Le titre de ma collection est Sologamie ; Je me suis dit « Oui ». J’ai grandi en regardant des films Disney, et les séries Gossip Girl et Sex and the City. Les médias des années 90 et du début des années 2000 ont indirectement promu l’insécurité chez les femmes, leur faisant croire qu’elles ont besoin d’un prince ou d’un homme pour les sauver, en les convaincants presque que les femmes sont uniquement valorisées quand quelqu’un les aime. L’image de la mariée hystérique a culminé dans les années 90 et 2000 avec d’interminables films et séries télévisées sur des femmes incapables de trouver un mari ou abandonnées à l’autel. Cependant, aujourd’hui, les femmes n’ont plus besoin de l’amour de quelqu’un.
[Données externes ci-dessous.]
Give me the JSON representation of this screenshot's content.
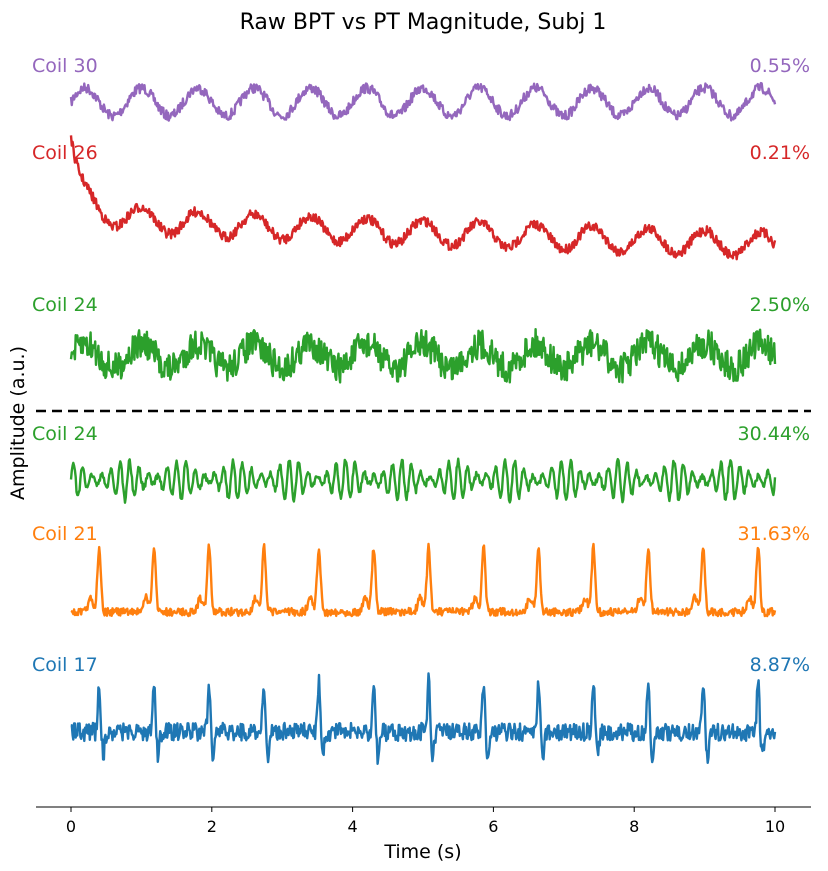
{
  "chart_data": {
    "type": "line",
    "title": "Raw BPT vs PT Magnitude, Subj 1",
    "xlabel": "Time (s)",
    "ylabel": "Amplitude (a.u.)",
    "xlim": [
      -0.5,
      10.5
    ],
    "xticks": [
      0,
      2,
      4,
      6,
      8,
      10
    ],
    "grid": false,
    "legend": "none",
    "separator": "dashed line between raw BPT traces (top) and PT magnitude traces (bottom)",
    "series": [
      {
        "name": "Coil 30",
        "annotation": "0.55%",
        "color": "#9467bd",
        "group": "BPT",
        "pattern": "respiratory",
        "period": 0.8,
        "start": 0.0
      },
      {
        "name": "Coil 26",
        "annotation": "0.21%",
        "color": "#d62728",
        "group": "BPT",
        "pattern": "respiratory-decay",
        "period": 0.8,
        "start": 0.0
      },
      {
        "name": "Coil 24",
        "annotation": "2.50%",
        "color": "#2ca02c",
        "group": "BPT",
        "pattern": "noisy-respiratory",
        "period": 0.8,
        "start": 0.0
      },
      {
        "name": "Coil 24",
        "annotation": "30.44%",
        "color": "#2ca02c",
        "group": "PT",
        "pattern": "cardiac-oscillation",
        "period": 0.78,
        "start": 0.0
      },
      {
        "name": "Coil 21",
        "annotation": "31.63%",
        "color": "#ff7f0e",
        "group": "PT",
        "pattern": "cardiac-peaks",
        "period": 0.78,
        "start": 0.4
      },
      {
        "name": "Coil 17",
        "annotation": "8.87%",
        "color": "#1f77b4",
        "group": "PT",
        "pattern": "cardiac-spikes",
        "period": 0.78,
        "start": 0.4
      }
    ]
  }
}
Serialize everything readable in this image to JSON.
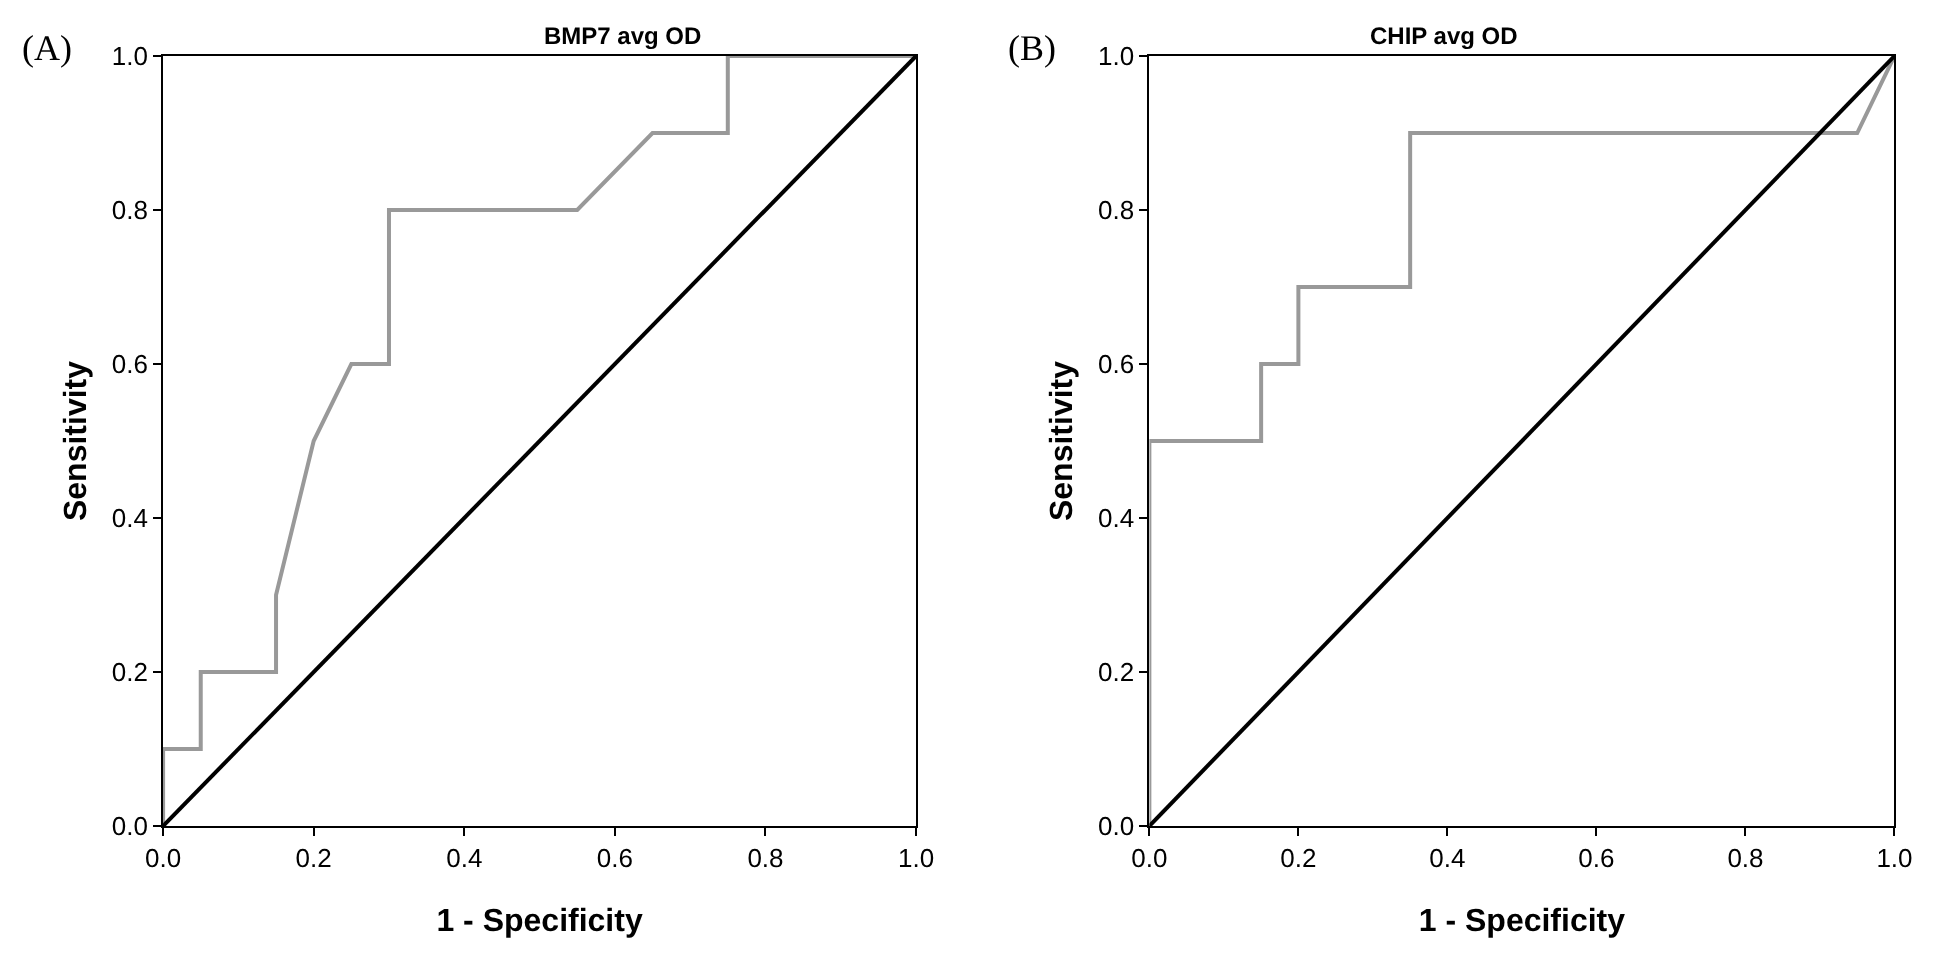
{
  "chart_data": [
    {
      "type": "line",
      "title": "BMP7 avg OD",
      "xlabel": "1 - Specificity",
      "ylabel": "Sensitivity",
      "annotations": [
        "(A)"
      ],
      "xlim": [
        0,
        1
      ],
      "ylim": [
        0,
        1
      ],
      "xticks": [
        {
          "value": 0,
          "label": "0.0"
        },
        {
          "value": 0.2,
          "label": "0.2"
        },
        {
          "value": 0.4,
          "label": "0.4"
        },
        {
          "value": 0.6,
          "label": "0.6"
        },
        {
          "value": 0.8,
          "label": "0.8"
        },
        {
          "value": 1,
          "label": "1.0"
        }
      ],
      "yticks": [
        {
          "value": 0,
          "label": "0.0"
        },
        {
          "value": 0.2,
          "label": "0.2"
        },
        {
          "value": 0.4,
          "label": "0.4"
        },
        {
          "value": 0.6,
          "label": "0.6"
        },
        {
          "value": 0.8,
          "label": "0.8"
        },
        {
          "value": 1,
          "label": "1.0"
        }
      ],
      "marker": "none",
      "line_style": "solid",
      "series": [
        {
          "color": "#999999",
          "x": [
            0,
            0,
            0.05,
            0.05,
            0.15,
            0.15,
            0.2,
            0.25,
            0.3,
            0.3,
            0.55,
            0.65,
            0.75,
            0.75,
            1
          ],
          "values": [
            0,
            0.1,
            0.1,
            0.2,
            0.2,
            0.3,
            0.5,
            0.6,
            0.6,
            0.8,
            0.8,
            0.9,
            0.9,
            1,
            1
          ]
        },
        {
          "color": "#000000",
          "x": [
            0,
            1
          ],
          "values": [
            0,
            1
          ]
        }
      ]
    },
    {
      "type": "line",
      "title": "CHIP avg OD",
      "xlabel": "1 - Specificity",
      "ylabel": "Sensitivity",
      "annotations": [
        "(B)"
      ],
      "xlim": [
        0,
        1
      ],
      "ylim": [
        0,
        1
      ],
      "xticks": [
        {
          "value": 0,
          "label": "0.0"
        },
        {
          "value": 0.2,
          "label": "0.2"
        },
        {
          "value": 0.4,
          "label": "0.4"
        },
        {
          "value": 0.6,
          "label": "0.6"
        },
        {
          "value": 0.8,
          "label": "0.8"
        },
        {
          "value": 1,
          "label": "1.0"
        }
      ],
      "yticks": [
        {
          "value": 0,
          "label": "0.0"
        },
        {
          "value": 0.2,
          "label": "0.2"
        },
        {
          "value": 0.4,
          "label": "0.4"
        },
        {
          "value": 0.6,
          "label": "0.6"
        },
        {
          "value": 0.8,
          "label": "0.8"
        },
        {
          "value": 1,
          "label": "1.0"
        }
      ],
      "marker": "none",
      "line_style": "solid",
      "series": [
        {
          "color": "#999999",
          "x": [
            0,
            0,
            0.15,
            0.15,
            0.2,
            0.2,
            0.35,
            0.35,
            0.95,
            1
          ],
          "values": [
            0,
            0.5,
            0.5,
            0.6,
            0.6,
            0.7,
            0.7,
            0.9,
            0.9,
            1
          ]
        },
        {
          "color": "#000000",
          "x": [
            0,
            1
          ],
          "values": [
            0,
            1
          ]
        }
      ]
    }
  ]
}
Je veux convaincre que le féminisme et les gens qui se marient à eux-mêmes peuvent être funs. Ce qui motive les mouvements à continuer, c’est la positivité. Cela peut sembler simple et naïf de le dire, la colère peut unir les gens, mais nous avons besoin d’un élément de divertissement pour continuer à poursuivre ce en quoi nous croyons. C’est le sens de Sologamy, qui représente la cause féministe de façon plus « divertissante ». D’ailleurs, plusieurs de mes amis veulent faire un mariage sans conjoint.
Ce dont je veux parler à travers le mot « m’épouser », c’est de se retrouver et de s’accepter en s’engageant envers soi-même. Et pour exprimer cela dans les éléments visuels des vêtements, qui rappellent la féminité conventionnelle, (parce que certaines personnes ont des stéréotypes sur ce à quoi ressemblent les féministes, et avoir l’air féminine n’en fait pas partie), j’ai voulu casser les stéréotypes. C’est, je pense, la direction que le féminisme devrait adopter.
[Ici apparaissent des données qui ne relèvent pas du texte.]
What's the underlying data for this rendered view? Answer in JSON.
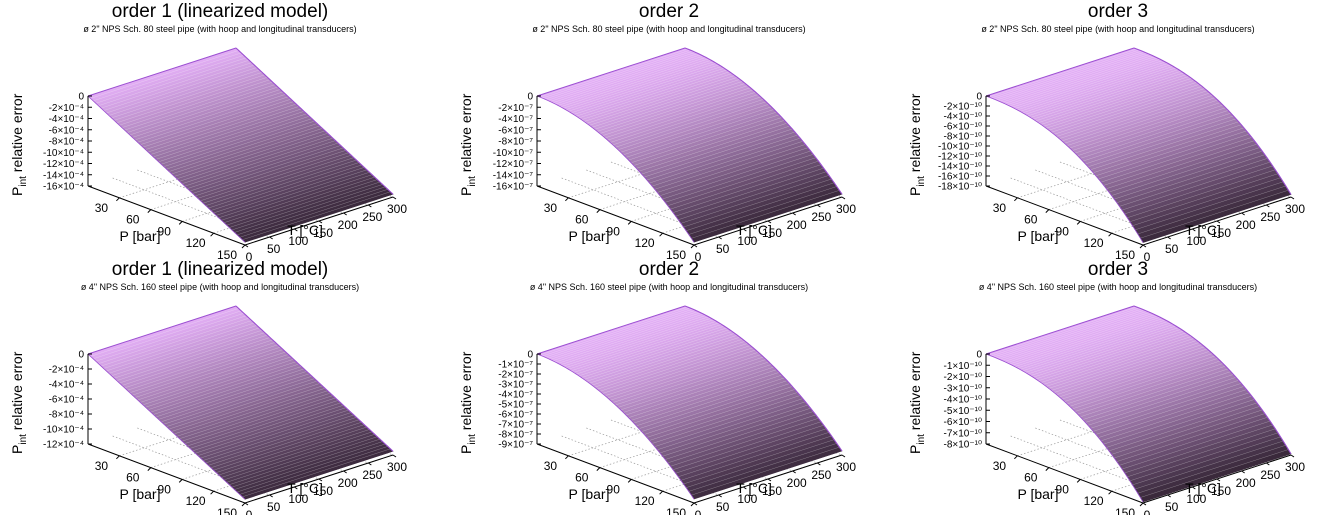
{
  "chart_data": [
    {
      "type": "surface",
      "title": "order 1 (linearized model)",
      "subtitle": "ø 2\" NPS Sch. 80 steel pipe (with hoop and longitudinal transducers)",
      "xlabel": "P [bar]",
      "ylabel": "T [°C]",
      "zlabel_main": "P",
      "zlabel_sub": "int",
      "zlabel_rest": " relative error",
      "x_ticks": [
        "30",
        "60",
        "90",
        "120",
        "150"
      ],
      "y_ticks": [
        "0",
        "50",
        "100",
        "150",
        "200",
        "250",
        "300"
      ],
      "z_ticks": [
        "0",
        "-2×10⁻⁴",
        "-4×10⁻⁴",
        "-6×10⁻⁴",
        "-8×10⁻⁴",
        "-10×10⁻⁴",
        "-12×10⁻⁴",
        "-14×10⁻⁴",
        "-16×10⁻⁴"
      ],
      "xlim": [
        0,
        150
      ],
      "ylim": [
        0,
        300
      ],
      "zlim": [
        -0.0016,
        0
      ],
      "z_at_max_P": -0.00155,
      "curvature": 0
    },
    {
      "type": "surface",
      "title": "order 2",
      "subtitle": "ø 2\" NPS Sch. 80 steel pipe (with hoop and longitudinal transducers)",
      "xlabel": "P [bar]",
      "ylabel": "T [°C]",
      "zlabel_main": "P",
      "zlabel_sub": "int",
      "zlabel_rest": " relative error",
      "x_ticks": [
        "30",
        "60",
        "90",
        "120",
        "150"
      ],
      "y_ticks": [
        "0",
        "50",
        "100",
        "150",
        "200",
        "250",
        "300"
      ],
      "z_ticks": [
        "0",
        "-2×10⁻⁷",
        "-4×10⁻⁷",
        "-6×10⁻⁷",
        "-8×10⁻⁷",
        "-10×10⁻⁷",
        "-12×10⁻⁷",
        "-14×10⁻⁷",
        "-16×10⁻⁷"
      ],
      "xlim": [
        0,
        150
      ],
      "ylim": [
        0,
        300
      ],
      "zlim": [
        -1.6e-06,
        0
      ],
      "z_at_max_P": -1.55e-06,
      "curvature": 2
    },
    {
      "type": "surface",
      "title": "order 3",
      "subtitle": "ø 2\" NPS Sch. 80 steel pipe (with hoop and longitudinal transducers)",
      "xlabel": "P [bar]",
      "ylabel": "T [°C]",
      "zlabel_main": "P",
      "zlabel_sub": "int",
      "zlabel_rest": " relative error",
      "x_ticks": [
        "30",
        "60",
        "90",
        "120",
        "150"
      ],
      "y_ticks": [
        "0",
        "50",
        "100",
        "150",
        "200",
        "250",
        "300"
      ],
      "z_ticks": [
        "0",
        "-2×10⁻¹⁰",
        "-4×10⁻¹⁰",
        "-6×10⁻¹⁰",
        "-8×10⁻¹⁰",
        "-10×10⁻¹⁰",
        "-12×10⁻¹⁰",
        "-14×10⁻¹⁰",
        "-16×10⁻¹⁰",
        "-18×10⁻¹⁰"
      ],
      "xlim": [
        0,
        150
      ],
      "ylim": [
        0,
        300
      ],
      "zlim": [
        -1.8e-09,
        0
      ],
      "z_at_max_P": -1.75e-09,
      "curvature": 3
    },
    {
      "type": "surface",
      "title": "order 1 (linearized model)",
      "subtitle": "ø 4\" NPS Sch. 160 steel pipe (with hoop and longitudinal transducers)",
      "xlabel": "P [bar]",
      "ylabel": "T [°C]",
      "zlabel_main": "P",
      "zlabel_sub": "int",
      "zlabel_rest": " relative error",
      "x_ticks": [
        "30",
        "60",
        "90",
        "120",
        "150"
      ],
      "y_ticks": [
        "0",
        "50",
        "100",
        "150",
        "200",
        "250",
        "300"
      ],
      "z_ticks": [
        "0",
        "-2×10⁻⁴",
        "-4×10⁻⁴",
        "-6×10⁻⁴",
        "-8×10⁻⁴",
        "-10×10⁻⁴",
        "-12×10⁻⁴"
      ],
      "xlim": [
        0,
        150
      ],
      "ylim": [
        0,
        300
      ],
      "zlim": [
        -0.0012,
        0
      ],
      "z_at_max_P": -0.00115,
      "curvature": 0
    },
    {
      "type": "surface",
      "title": "order 2",
      "subtitle": "ø 4\" NPS Sch. 160 steel pipe (with hoop and longitudinal transducers)",
      "xlabel": "P [bar]",
      "ylabel": "T [°C]",
      "zlabel_main": "P",
      "zlabel_sub": "int",
      "zlabel_rest": " relative error",
      "x_ticks": [
        "30",
        "60",
        "90",
        "120",
        "150"
      ],
      "y_ticks": [
        "0",
        "50",
        "100",
        "150",
        "200",
        "250",
        "300"
      ],
      "z_ticks": [
        "0",
        "-1×10⁻⁷",
        "-2×10⁻⁷",
        "-3×10⁻⁷",
        "-4×10⁻⁷",
        "-5×10⁻⁷",
        "-6×10⁻⁷",
        "-7×10⁻⁷",
        "-8×10⁻⁷",
        "-9×10⁻⁷"
      ],
      "xlim": [
        0,
        150
      ],
      "ylim": [
        0,
        300
      ],
      "zlim": [
        -9e-07,
        0
      ],
      "z_at_max_P": -8.6e-07,
      "curvature": 2
    },
    {
      "type": "surface",
      "title": "order 3",
      "subtitle": "ø 4\" NPS Sch. 160 steel pipe (with hoop and longitudinal transducers)",
      "xlabel": "P [bar]",
      "ylabel": "T [°C]",
      "zlabel_main": "P",
      "zlabel_sub": "int",
      "zlabel_rest": " relative error",
      "x_ticks": [
        "30",
        "60",
        "90",
        "120",
        "150"
      ],
      "y_ticks": [
        "0",
        "50",
        "100",
        "150",
        "200",
        "250",
        "300"
      ],
      "z_ticks": [
        "0",
        "-1×10⁻¹⁰",
        "-2×10⁻¹⁰",
        "-3×10⁻¹⁰",
        "-4×10⁻¹⁰",
        "-5×10⁻¹⁰",
        "-6×10⁻¹⁰",
        "-7×10⁻¹⁰",
        "-8×10⁻¹⁰"
      ],
      "xlim": [
        0,
        150
      ],
      "ylim": [
        0,
        300
      ],
      "zlim": [
        -8e-10,
        0
      ],
      "z_at_max_P": -7.9e-10,
      "curvature": 3
    }
  ],
  "colors": {
    "surface_top": "#e2aef5",
    "surface_bottom": "#2b1d2b",
    "mesh_line": "#ffffff",
    "edge": "#9b4fd1",
    "axis": "#000000",
    "grid": "#9a9a9a"
  }
}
Oui, je crois que la mode est politique, intime et accessible. C’est la meilleure façon d’exprimer son opinion sans parler ; parfois, une image visuelle est plus convaincante que des mots. Être engagé politiquement est assez facile, parce que cela signifie simplement défendre ses convictions : ce que les gens portent, les représentent, qu’ils le veuillent ou non. Et le point le plus important est de savoir comment les gens mettent en pratique ce qu’ils ont exprimé à travers leurs créations. De nombreuses marques promeuvent le féminisme tout en contrôlant la taille des femmes sur le contrat et en n’ayant peu de femmes à des postes de direction. Il y’a une perte de sens lorsque les actes entrent en contradiction avec les paroles. L’industrie de la mode, y compris les étudiants, doit être responsable de ses engagements jusqu’au bout, et pas simplement dans les paroles.
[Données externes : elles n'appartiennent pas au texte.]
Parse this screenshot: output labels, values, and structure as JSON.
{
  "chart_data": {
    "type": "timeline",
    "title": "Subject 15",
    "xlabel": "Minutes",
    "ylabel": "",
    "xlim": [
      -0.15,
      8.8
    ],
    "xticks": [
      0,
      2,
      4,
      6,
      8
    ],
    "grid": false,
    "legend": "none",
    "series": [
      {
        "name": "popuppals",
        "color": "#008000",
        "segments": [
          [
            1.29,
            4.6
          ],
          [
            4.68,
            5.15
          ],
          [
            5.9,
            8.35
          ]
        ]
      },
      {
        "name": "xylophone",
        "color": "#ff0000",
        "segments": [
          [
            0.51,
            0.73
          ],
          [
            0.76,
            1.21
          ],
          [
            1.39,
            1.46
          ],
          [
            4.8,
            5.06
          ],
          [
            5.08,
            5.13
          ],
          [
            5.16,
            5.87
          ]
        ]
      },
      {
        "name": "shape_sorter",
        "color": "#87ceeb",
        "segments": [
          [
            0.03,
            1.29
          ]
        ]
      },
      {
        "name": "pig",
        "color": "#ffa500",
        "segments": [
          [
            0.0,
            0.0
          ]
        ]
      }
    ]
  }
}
Oui, j’espère que nous avons tous inspiré une jeune génération et même des designers déjà sur le terrain, à s’engager davantage. Lors de la création de nos collections, nous nous influencions et nous motivions déjà mutuellement en partageant nos concepts. Par exemple, une autre étudiante, Salomé Bodin, a illustré à travers des créations en matières durables, une vie de réfugiée, ce qui m’a beaucoup appris sur les enjeux sociaux de la France. Et ça, c’était grâce à la durabilité des tissus. Plus d’étudiants et de designers seront conscients de ces problèmes, et plus nous apporterons tous des changements à l’industrie.
Certaines personnes disent laisser la mode en tant que mode, et ne pas impliquer de messages politiques. Tous les créateurs ne sont pas obligés d’exprimer leurs opinions politiques dans leur collection, mais ne pas être au courant de ce qui se passe dans le monde finira par nuire à certaines personnes sans le vouloir. J’aimerais que plus de designers et de maisons défendent leurs engagements et le pratiquent au sein de l’industrie.